Sex, Success, Shame. Tre S, in un’accezione rivisitata, rappresentano il fil rouge tra l’uomo di successo e le sue estreme perversioni sessuali, i sentimenti e le sensazioni di vergogna, in un’allitterazione sibilante che striscia come il turbamento del protagonista.
Shame, pellicola del 2011, al momento dell’uscita, e soprattutto durante la presentazione al Festival di Venezia di quell’anno, fu accolta con successo da buona parte della critica.

La straordinaria regia di Steve McQueen giganteggia da subito, avvolgendo tutta l’opera, quasi oscurandola per via della maestosità di un regista monumentale, che solo due anni dopo avrebbe posato le sue mani sull’Oscar grazie a 12 anni schiavo.
Il suo occhio sembra non staccarsi mai dall’obiettivo, non lascia mai sola una sceneggiatura comunque coinvolgente pur nella sua complessità.
Complessità, ancora una volta, elargita dal regista britannico, che entra con prepotenza ma elegantemente nella sovrastruttura emotiva del film e nella sfera emozionale degli attori. Lo fa con abilità, grazie a lunghi primi piani e serrati dialoghi, che oltre a tenere sempre in allerta lo spettatore, evidenziano il chiaro scopo introspettivo del cineasta.

McQueen non lascia nulla al caso, ed in alcuni momenti si mette a giocare con la telecamera e con noi, facendoci avvicinare allo schermo così tanto da farci immedesimare in un racconto convulso.
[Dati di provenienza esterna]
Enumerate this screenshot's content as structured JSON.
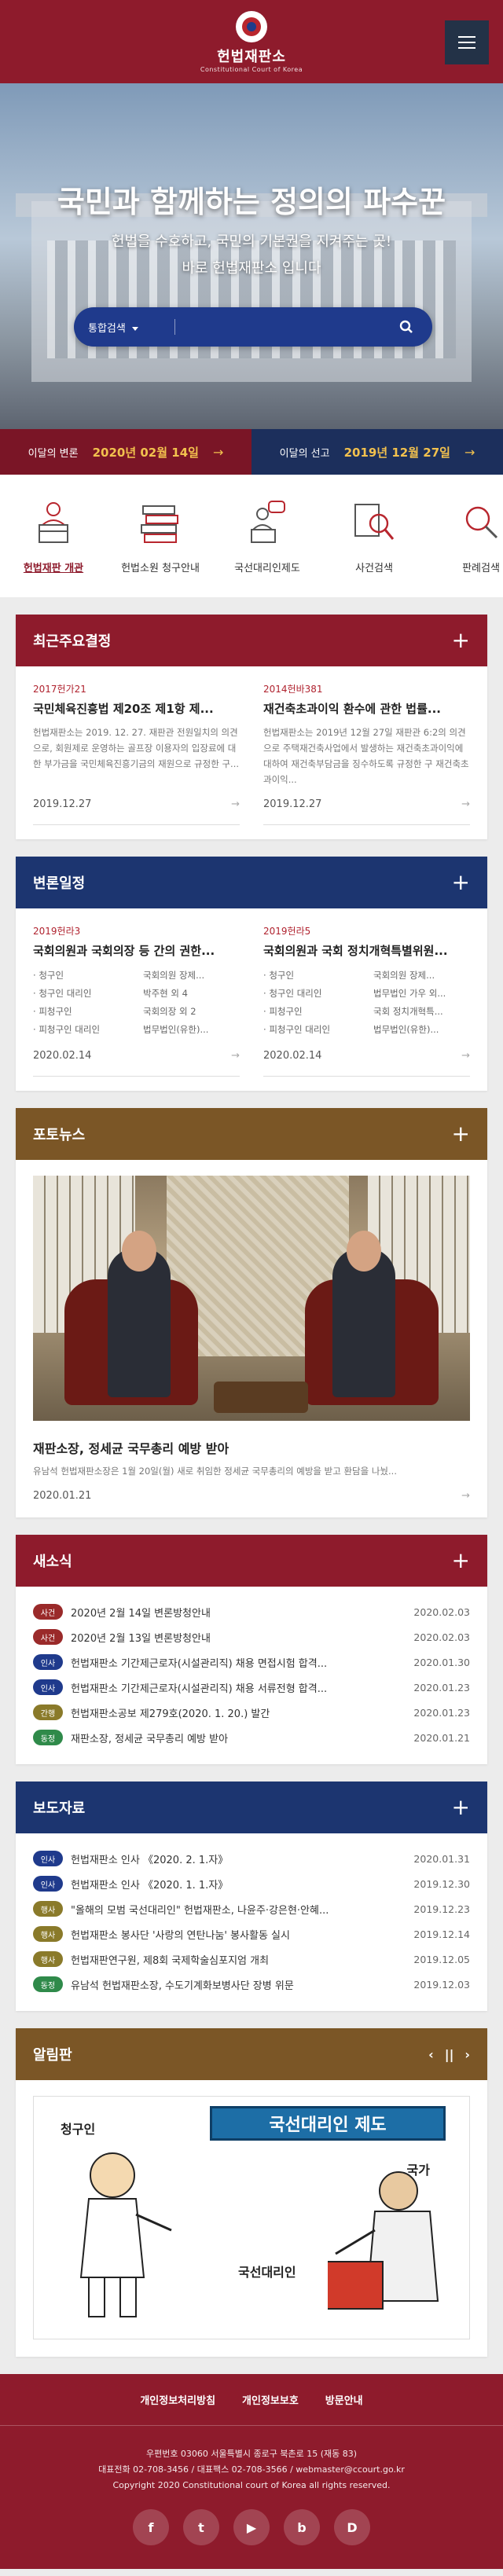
{
  "header": {
    "logo_name": "헌법재판소",
    "logo_sub": "Constitutional Court of Korea",
    "menu_icon": "hamburger-icon"
  },
  "hero": {
    "title": "국민과 함께하는 정의의 파수꾼",
    "lead_line1": "헌법을 수호하고, 국민의 기본권을 지켜주는 곳!",
    "lead_line2": "바로 헌법재판소 입니다",
    "search_select": "통합검색",
    "search_placeholder": ""
  },
  "datebar": {
    "hearing_label": "이달의 변론",
    "hearing_date": "2020년 02월 14일",
    "verdict_label": "이달의 선고",
    "verdict_date": "2019년 12월 27일"
  },
  "quick": [
    {
      "label": "헌법재판 개관",
      "icon": "judge-podium-icon"
    },
    {
      "label": "헌법소원 청구안내",
      "icon": "books-icon"
    },
    {
      "label": "국선대리인제도",
      "icon": "lawyer-speech-icon"
    },
    {
      "label": "사건검색",
      "icon": "magnifier-document-icon"
    },
    {
      "label": "판례검색",
      "icon": "magnifier-icon"
    }
  ],
  "decisions": {
    "title": "최근주요결정",
    "items": [
      {
        "no": "2017헌가21",
        "title": "국민체육진흥법 제20조 제1항 제...",
        "desc": "헌법재판소는 2019. 12. 27. 재판관 전원일치의 의견으로, 회원제로 운영하는 골프장 이용자의 입장료에 대한 부가금을 국민체육진흥기금의 재원으로 규정한 구...",
        "date": "2019.12.27"
      },
      {
        "no": "2014헌바381",
        "title": "재건축초과이익 환수에 관한 법률...",
        "desc": "헌법재판소는 2019년 12월 27일 재판관 6:2의 의견으로 주택재건축사업에서 발생하는 재건축초과이익에 대하여 재건축부담금을 징수하도록 규정한 구 재건축초과이익...",
        "date": "2019.12.27"
      }
    ]
  },
  "hearings": {
    "title": "변론일정",
    "items": [
      {
        "no": "2019헌라3",
        "title": "국회의원과 국회의장 등 간의 권한...",
        "parties": [
          [
            "청구인",
            "국회의원 장제..."
          ],
          [
            "청구인 대리인",
            "박주현 외 4"
          ],
          [
            "피청구인",
            "국회의장 외 2"
          ],
          [
            "피청구인 대리인",
            "법무법인(유한)..."
          ]
        ],
        "date": "2020.02.14"
      },
      {
        "no": "2019헌라5",
        "title": "국회의원과 국회 정치개혁특별위원...",
        "parties": [
          [
            "청구인",
            "국회의원 장제..."
          ],
          [
            "청구인 대리인",
            "법무법인 가우 외..."
          ],
          [
            "피청구인",
            "국회 정치개혁특..."
          ],
          [
            "피청구인 대리인",
            "법무법인(유한)..."
          ]
        ],
        "date": "2020.02.14"
      }
    ]
  },
  "photo_news": {
    "title": "포토뉴스",
    "caption": "재판소장, 정세균 국무총리 예방 받아",
    "desc": "유남석 헌법재판소장은 1월 20일(월) 새로 취임한 정세균 국무총리의 예방을 받고 환담을 나눴...",
    "date": "2020.01.21"
  },
  "news": {
    "title": "새소식",
    "items": [
      {
        "badge": "사건",
        "color": "red",
        "text": "2020년 2월 14일 변론방청안내",
        "date": "2020.02.03"
      },
      {
        "badge": "사건",
        "color": "red",
        "text": "2020년 2월 13일 변론방청안내",
        "date": "2020.02.03"
      },
      {
        "badge": "인사",
        "color": "navy",
        "text": "헌법재판소 기간제근로자(시설관리직) 채용 면접시험 합격...",
        "date": "2020.01.30"
      },
      {
        "badge": "인사",
        "color": "navy",
        "text": "헌법재판소 기간제근로자(시설관리직) 채용 서류전형 합격...",
        "date": "2020.01.23"
      },
      {
        "badge": "간행",
        "color": "olive",
        "text": "헌법재판소공보 제279호(2020. 1. 20.) 발간",
        "date": "2020.01.23"
      },
      {
        "badge": "동정",
        "color": "green",
        "text": "재판소장, 정세균 국무총리 예방 받아",
        "date": "2020.01.21"
      }
    ]
  },
  "press": {
    "title": "보도자료",
    "items": [
      {
        "badge": "인사",
        "color": "navy",
        "text": "헌법재판소 인사 《2020. 2. 1.자》",
        "date": "2020.01.31"
      },
      {
        "badge": "인사",
        "color": "navy",
        "text": "헌법재판소 인사 《2020. 1. 1.자》",
        "date": "2019.12.30"
      },
      {
        "badge": "행사",
        "color": "olive",
        "text": "\"올해의 모범 국선대리인\" 헌법재판소, 나윤주·강은현·안혜...",
        "date": "2019.12.23"
      },
      {
        "badge": "행사",
        "color": "olive",
        "text": "헌법재판소 봉사단 '사랑의 연탄나눔' 봉사활동 실시",
        "date": "2019.12.14"
      },
      {
        "badge": "행사",
        "color": "olive",
        "text": "헌법재판연구원, 제8회 국제학술심포지엄 개최",
        "date": "2019.12.05"
      },
      {
        "badge": "동정",
        "color": "green",
        "text": "유남석 헌법재판소장, 수도기계화보병사단 장병 위문",
        "date": "2019.12.03"
      }
    ]
  },
  "notice_board": {
    "title": "알림판",
    "prev": "‹",
    "pause": "||",
    "next": "›",
    "poster_banner": "국선대리인 제도",
    "poster_left": "청구인",
    "poster_right": "국가",
    "poster_bottom": "국선대리인"
  },
  "footer": {
    "links": [
      "개인정보처리방침",
      "개인정보보호",
      "방문안내"
    ],
    "addr1": "우편번호 03060 서울특별시 종로구 북촌로 15 (재동 83)",
    "addr2": "대표전화 02-708-3456 / 대표팩스 02-708-3566 / webmaster@ccourt.go.kr",
    "copyright": "Copyright 2020 Constitutional court of Korea all rights reserved.",
    "social": [
      {
        "icon": "facebook-icon",
        "glyph": "f"
      },
      {
        "icon": "twitter-icon",
        "glyph": "t"
      },
      {
        "icon": "youtube-icon",
        "glyph": "▶"
      },
      {
        "icon": "blog-icon",
        "glyph": "b"
      },
      {
        "icon": "daum-icon",
        "glyph": "D"
      }
    ]
  },
  "colors": {
    "brand": "#8e1b2c",
    "navy": "#1c3570",
    "brown": "#7b5626",
    "accent": "#f2c14e"
  }
}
Ma è un piacere assistere a simili tecnicismi.

L’audacia di McQueen è da applausi, al pari della sua insistenza nel soffermarsi più del dovuto su particolari che chiunque altro avrebbe omesso. A lui non solo possiamo perdonarlo, ma ci piace.
La fotografia poi è assolutamente adeguata alle sensazioni che quest’opera suscita, e i colori scuri ma dalla tonalità densa fortificano la percezione nauseante che il regista vuole trasmettere.

A facilitargli il compito c’è un immenso Fassbender, il cui volto è la maschera di una vita in balia degli impulsi. A volte ride, piange, urla, si lamenta, ma in assenza di tutto questo la sua espressione è magnificamente ambigua.
Eccezionale anche Carey Mulligan, sempre autentica nella manifestazione del disagio e del dolore, sempre impeccabile in ruoli come questo. È la perfetta sorella di Fassbender: la sua interpretazione è forte, ma la personalità si adegua a quella del fratello, aiutandolo nel mettere in atto una grandissima performance.


Il regista ci lascia un po’ sospesi, non volendo infine svelarci se quella vergogna che campeggia con violenza nel titolo, è realmente radicata nell’animo del protagonista o se sia la maniera più adatta per purificarne l’anima, per scacciare definitivamente tutte le sue paranoie, le sue perversioni.
Quello che è certo invece è che vergogna è un termine che Steve McQueen non deve conoscere assolutamente, dimostrando un’audacia senza pari, manifestata persino da un nome da assoluto predestinato.